Tom and Jerry attack each other with a variety of weapons. Tom uses axes, explosives and poison to kill Jerry.

Jerry’s retaliation is even more violent: Slicing Tom in half, decapitating him, shutting his head in a window or a door, electrocuting him or pounding him with a club.

Such displays of violence, incomparable to anything ever devised in theatrical animation, have been the source of much controversy.

Salam Abdel Sadeq, head of Egypt’s State Information Service, blamed “Tom and Jerry” for the rising tide of violence in the Middle East.

“‘Tom and Jerry’ portrays violence in a funny manner, and gives the impression that yes, I can blow him up with explosives. It becomes set in the viewer’s mind that this is natural,” Abdel Sadeq said at a conference in Cairo.

But Beck said: “I watched these cartoons when I was a kid, and I certainly would never drop a boulder on somebody.”

Soueid said: “I think (original) creators Hanna and Barbera were just doing it out of pure fun.”

Deitch himself was not a big fan of the cartoon’s “needless violence.” Only when he worked on the series did he realize that nobody took that violence seriously, and it was just “exaggerated human emotions.”

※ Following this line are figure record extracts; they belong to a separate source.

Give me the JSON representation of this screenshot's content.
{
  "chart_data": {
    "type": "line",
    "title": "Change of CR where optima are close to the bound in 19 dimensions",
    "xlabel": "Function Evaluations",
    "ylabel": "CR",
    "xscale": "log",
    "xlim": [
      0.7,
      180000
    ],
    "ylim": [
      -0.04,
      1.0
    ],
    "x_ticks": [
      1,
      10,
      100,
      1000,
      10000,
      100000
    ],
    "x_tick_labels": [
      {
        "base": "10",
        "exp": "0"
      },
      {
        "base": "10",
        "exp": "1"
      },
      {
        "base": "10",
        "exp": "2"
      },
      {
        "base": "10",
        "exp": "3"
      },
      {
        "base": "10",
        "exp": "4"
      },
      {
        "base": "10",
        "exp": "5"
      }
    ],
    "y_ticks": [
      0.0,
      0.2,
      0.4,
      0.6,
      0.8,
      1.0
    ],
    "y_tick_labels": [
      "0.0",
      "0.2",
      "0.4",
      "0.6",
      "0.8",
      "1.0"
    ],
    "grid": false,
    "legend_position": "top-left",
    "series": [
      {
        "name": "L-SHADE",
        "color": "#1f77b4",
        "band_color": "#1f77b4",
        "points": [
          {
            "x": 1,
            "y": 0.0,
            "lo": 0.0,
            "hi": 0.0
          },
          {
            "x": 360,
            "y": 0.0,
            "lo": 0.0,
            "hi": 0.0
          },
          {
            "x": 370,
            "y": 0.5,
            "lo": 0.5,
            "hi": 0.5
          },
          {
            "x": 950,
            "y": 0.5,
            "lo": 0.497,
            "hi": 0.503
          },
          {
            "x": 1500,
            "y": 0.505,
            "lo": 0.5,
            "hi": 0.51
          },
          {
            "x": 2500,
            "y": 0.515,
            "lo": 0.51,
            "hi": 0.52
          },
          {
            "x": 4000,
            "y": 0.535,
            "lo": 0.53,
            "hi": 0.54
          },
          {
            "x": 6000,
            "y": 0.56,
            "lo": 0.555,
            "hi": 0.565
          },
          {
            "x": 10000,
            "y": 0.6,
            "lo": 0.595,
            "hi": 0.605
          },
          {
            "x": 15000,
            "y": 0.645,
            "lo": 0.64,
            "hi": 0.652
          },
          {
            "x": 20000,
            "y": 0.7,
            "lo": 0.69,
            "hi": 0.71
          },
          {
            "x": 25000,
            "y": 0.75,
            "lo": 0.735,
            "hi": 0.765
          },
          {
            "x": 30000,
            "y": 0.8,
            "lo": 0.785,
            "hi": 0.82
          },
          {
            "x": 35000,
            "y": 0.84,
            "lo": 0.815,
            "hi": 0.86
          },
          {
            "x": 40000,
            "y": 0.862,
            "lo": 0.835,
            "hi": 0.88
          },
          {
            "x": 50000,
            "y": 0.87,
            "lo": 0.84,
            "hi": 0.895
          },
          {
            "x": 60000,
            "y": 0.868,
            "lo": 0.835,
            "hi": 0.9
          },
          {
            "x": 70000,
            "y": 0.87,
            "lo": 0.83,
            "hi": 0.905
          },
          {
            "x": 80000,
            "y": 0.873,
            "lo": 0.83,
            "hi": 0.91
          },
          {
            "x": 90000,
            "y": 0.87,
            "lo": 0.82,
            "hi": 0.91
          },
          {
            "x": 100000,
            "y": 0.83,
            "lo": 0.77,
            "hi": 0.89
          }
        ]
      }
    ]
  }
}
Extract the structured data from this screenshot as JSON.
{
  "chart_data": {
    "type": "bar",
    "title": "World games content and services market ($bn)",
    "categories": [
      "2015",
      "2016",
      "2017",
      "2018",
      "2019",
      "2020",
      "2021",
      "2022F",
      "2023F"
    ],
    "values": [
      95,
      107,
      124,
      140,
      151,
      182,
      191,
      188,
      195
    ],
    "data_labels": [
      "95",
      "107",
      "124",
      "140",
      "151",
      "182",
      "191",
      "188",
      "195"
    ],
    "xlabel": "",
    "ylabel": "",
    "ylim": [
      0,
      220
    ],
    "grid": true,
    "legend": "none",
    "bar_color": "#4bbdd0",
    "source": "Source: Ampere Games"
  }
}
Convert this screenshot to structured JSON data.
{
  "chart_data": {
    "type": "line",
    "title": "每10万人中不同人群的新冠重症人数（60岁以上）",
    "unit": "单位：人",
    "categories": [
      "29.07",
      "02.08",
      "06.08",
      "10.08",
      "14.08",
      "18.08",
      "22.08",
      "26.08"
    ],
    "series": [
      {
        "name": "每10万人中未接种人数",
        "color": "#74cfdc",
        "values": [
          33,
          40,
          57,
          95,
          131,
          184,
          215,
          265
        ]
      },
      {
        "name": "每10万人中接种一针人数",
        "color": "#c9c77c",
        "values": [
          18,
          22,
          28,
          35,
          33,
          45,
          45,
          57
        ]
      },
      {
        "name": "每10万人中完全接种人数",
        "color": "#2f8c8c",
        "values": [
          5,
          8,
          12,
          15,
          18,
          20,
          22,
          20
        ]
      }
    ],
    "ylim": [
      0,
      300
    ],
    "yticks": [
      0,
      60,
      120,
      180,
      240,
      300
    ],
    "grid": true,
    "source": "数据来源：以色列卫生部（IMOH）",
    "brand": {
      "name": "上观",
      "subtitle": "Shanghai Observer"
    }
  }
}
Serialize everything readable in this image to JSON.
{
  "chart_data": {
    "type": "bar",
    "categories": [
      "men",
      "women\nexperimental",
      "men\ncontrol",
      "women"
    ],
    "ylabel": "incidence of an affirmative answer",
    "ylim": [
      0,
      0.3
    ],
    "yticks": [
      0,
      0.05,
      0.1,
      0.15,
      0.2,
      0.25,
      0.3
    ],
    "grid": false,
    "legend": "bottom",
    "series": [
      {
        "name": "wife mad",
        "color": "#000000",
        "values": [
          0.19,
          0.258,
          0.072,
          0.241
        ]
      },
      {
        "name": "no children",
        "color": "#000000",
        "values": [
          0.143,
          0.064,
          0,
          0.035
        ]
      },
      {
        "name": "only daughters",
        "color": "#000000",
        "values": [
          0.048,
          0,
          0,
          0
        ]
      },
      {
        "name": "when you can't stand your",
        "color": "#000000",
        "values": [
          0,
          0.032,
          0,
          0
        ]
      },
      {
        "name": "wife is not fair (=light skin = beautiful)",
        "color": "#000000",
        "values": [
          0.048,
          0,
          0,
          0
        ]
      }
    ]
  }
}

Still, Dr. Christine Shenouda, an Egyptian psychologist who has spent years studying the effects of stories on children, has seen enough damage caused by screen violence that she cannot take it lightly.

“We learn from what we’re exposed to, not just from our parents telling us what to do and what not to do. We learn from the books we read, the cartoons we watch,” Shenouda told Arab News.

“Psychological research points to causality and not just correlation, where we don’t know which is causing what. Increased violence in the media is contributing to higher levels of aggression and violence in real life,” she said.

“I watched a lot of ‘Tom and Jerry’ growing up in Egypt. Of course I wasn’t aware of how stereotypical it was and how violent, but I loved it, and I still love it,” she added.

“But I don’t show it to my kids because of the aggressive content, and because of the sexist content: There are absolutely no females in the show, except when Jerry is flirting with a pretty mouse, or when Mammy Two Shoes begins screaming with her exaggerated black accent, which is very racist.”

Beck said showing old cartoons to his students in California is like walking on eggshells, because the new generation is very sensitive to stereotypes. “It’s like opening a can of worms. I have a lot of explaining to do,” he added.

That is why, once a Saturday morning staple on network TV, “Tom and Jerry” is now presented with a lengthy disclaimer on iTunes about the offensive caricatures in it.

“Now they’re making plenty of new ‘Tom and Jerry,’ and it has none of that political incorrectness in it,” said Beck. Shenouda said: “I’m very happy to hear that.”